But only 'largely'. There were other systemic problems with the Roman polity already, in their tax system and individualized loyalties that made generals unreliable and kept the Imperium up for grabs every time an Emperor stumbled. Doing anything about depopulation when the government is almost constantly unstable makes for a poor set of response to the Crisis and a very Unfun game.
But, the entire Crisis period can be made gameable as well as Serious. Any Crisis is not just a single event. It is made worse or less so by the existing structure (Government, Civics) of the Civ affected, in its neighbors, and in the specific actions taken in response to it. - Which, in turn, may precipitate another Crisis just down the road that is worse or completely different.
Given that Human players will inevitably game the gameable, Crisis periods will have to be balanced both between what the AI is capable of and human players are as well as between being serious enough to Force a transition to a new Civ and being so traumatic the gamer rage-quits every time.
And that last may be most important, because it addresses what I think is the great problem with the Age transitions now: gamers want to play one Civ forever as they are used to in previous Civs - the Egotistic Fantasy that a Great Leader can take a people from 4000 BCE to 2000 CE somehow, in the face of all historical evidence to the contrary.
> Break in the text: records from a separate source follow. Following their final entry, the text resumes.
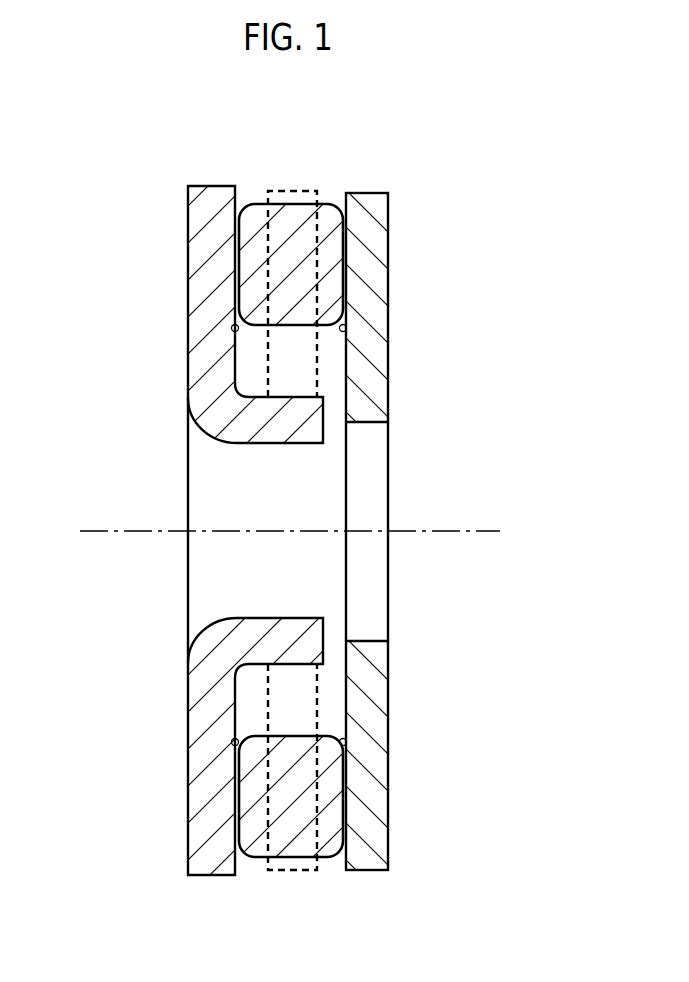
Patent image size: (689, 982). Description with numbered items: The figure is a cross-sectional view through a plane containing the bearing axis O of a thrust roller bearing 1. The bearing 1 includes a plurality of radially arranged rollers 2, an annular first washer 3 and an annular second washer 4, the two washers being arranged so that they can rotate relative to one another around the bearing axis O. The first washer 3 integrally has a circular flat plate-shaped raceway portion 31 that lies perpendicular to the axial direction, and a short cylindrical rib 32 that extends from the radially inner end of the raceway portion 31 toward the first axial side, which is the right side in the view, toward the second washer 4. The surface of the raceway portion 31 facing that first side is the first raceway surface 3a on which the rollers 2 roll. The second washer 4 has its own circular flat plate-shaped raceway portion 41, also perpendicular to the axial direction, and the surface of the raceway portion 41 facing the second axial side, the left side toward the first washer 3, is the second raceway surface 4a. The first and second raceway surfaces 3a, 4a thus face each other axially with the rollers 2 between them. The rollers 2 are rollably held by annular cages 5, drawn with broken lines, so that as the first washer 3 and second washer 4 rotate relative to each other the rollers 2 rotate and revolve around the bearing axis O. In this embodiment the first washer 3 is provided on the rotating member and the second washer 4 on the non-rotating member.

The thrust roller bearing 1 is at (138, 147).
The rollers 2 is at (293, 220).
The first washer 3 is at (289, 487).
The raceway portion 31 is at (198, 267).
The rib 32 is at (262, 430).
The first raceway surface 3a is at (232, 330).
The second washer 4 is at (371, 489).
The raceway portion 41 is at (385, 268).
The second raceway surface 4a is at (346, 330).
The cages 5 is at (270, 188).
The bearing axis O is at (468, 532).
The Crisis periods should make it abundantly clear that that concept is largely a Fantasy, but that the alternative is equally playable.
That means not only a Crisis that gradually overwhelms, but also a direct connection between what you do about the Crisis and what you wind up with: to go from playing Rome to Mongolia should require more than 3 catapults or 3 horse resources, but some major changes to Rome's Civics and Government representing a wholesale transformation of its society from an urbanized agriculture and trade-based Central State to a semi-tribal pastoral society with a much smaller concentration of population (for which, possibly Cue The Plagues?)
All of which will take a lot more work than merely 'tweaking' the existing Crisis periods.